Global trends, such as service-oriented architecture, virtualisation, managed services and cloud computing, are all being discussed by the local market, says Mattielo. However, he adds that companies are not yet implementing them.
“A paradigm shift needs to take place, where businesses start to adopt these technologies in earnest.”
Over the last three years, Gartner analysts say they have observed many more international companies starting or readying themselves for a major multi-year move away from their aging legacy base of IT systems.
Research VP and Gartner fellow Mark Raskino says models like software as a service and Web 2.0 are driving changes to application architectures and licensing systems. He says cloud computing is on the horizon and South African business must start adapting and preparing for these kinds of developments.
Gartner predicts that developing markets like SA will form a large part of growth for European and American market leaders. Raskino says leading business thinkers are recognising that advanced economies will soon become the beneficiaries of innovations originatingin emerging markets.
It's just not broadband
Mattielo says to become globally relevant, and able to innovate, SA will have to redefine the concept of broadband. “HSDPA is not broadband. For services like cloud computing to work, we need Gb pipes, not Kb and not even Mb will be enough.”
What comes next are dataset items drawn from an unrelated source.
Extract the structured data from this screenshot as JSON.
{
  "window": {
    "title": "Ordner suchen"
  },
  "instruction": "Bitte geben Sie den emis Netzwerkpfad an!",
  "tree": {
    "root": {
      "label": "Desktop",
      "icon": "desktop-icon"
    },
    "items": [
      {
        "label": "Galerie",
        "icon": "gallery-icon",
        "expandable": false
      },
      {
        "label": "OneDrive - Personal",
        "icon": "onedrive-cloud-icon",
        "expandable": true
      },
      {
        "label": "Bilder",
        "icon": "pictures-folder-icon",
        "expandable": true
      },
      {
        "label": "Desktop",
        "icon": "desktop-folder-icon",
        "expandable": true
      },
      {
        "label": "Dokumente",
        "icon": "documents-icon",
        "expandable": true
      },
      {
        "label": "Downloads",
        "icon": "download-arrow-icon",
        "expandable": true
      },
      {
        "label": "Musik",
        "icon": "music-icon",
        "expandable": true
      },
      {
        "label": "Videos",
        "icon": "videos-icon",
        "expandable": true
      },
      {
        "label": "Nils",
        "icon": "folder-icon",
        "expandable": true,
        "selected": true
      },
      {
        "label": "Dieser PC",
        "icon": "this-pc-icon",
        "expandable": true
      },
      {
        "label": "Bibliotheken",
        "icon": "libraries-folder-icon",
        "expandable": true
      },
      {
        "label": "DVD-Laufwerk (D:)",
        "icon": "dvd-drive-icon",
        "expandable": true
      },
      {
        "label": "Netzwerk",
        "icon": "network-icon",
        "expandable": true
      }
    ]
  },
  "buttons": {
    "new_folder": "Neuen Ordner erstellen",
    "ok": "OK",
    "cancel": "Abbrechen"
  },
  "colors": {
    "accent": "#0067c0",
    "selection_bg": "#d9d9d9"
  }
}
He sees the industry slowly considering these options and expects that, if businesses start looking at technologies like cloud computing, it will happen in two stages. “The first is near-line offloading. It is when customers offload non-critical processes into a cloud computing environment. Once customers become more confident, they will offload more and more until an entire environment is hosted.”
However, he says South African businesses are still far too possessive of their technologies. “People want to see the physical device they have paid for. Even in hosted environments, they want to see the box before they are satisfied.”
The kind of bandwidth companies need to compete is on its way and Mattielo says it's time to embrace new ideas and redefine the way local business thinks.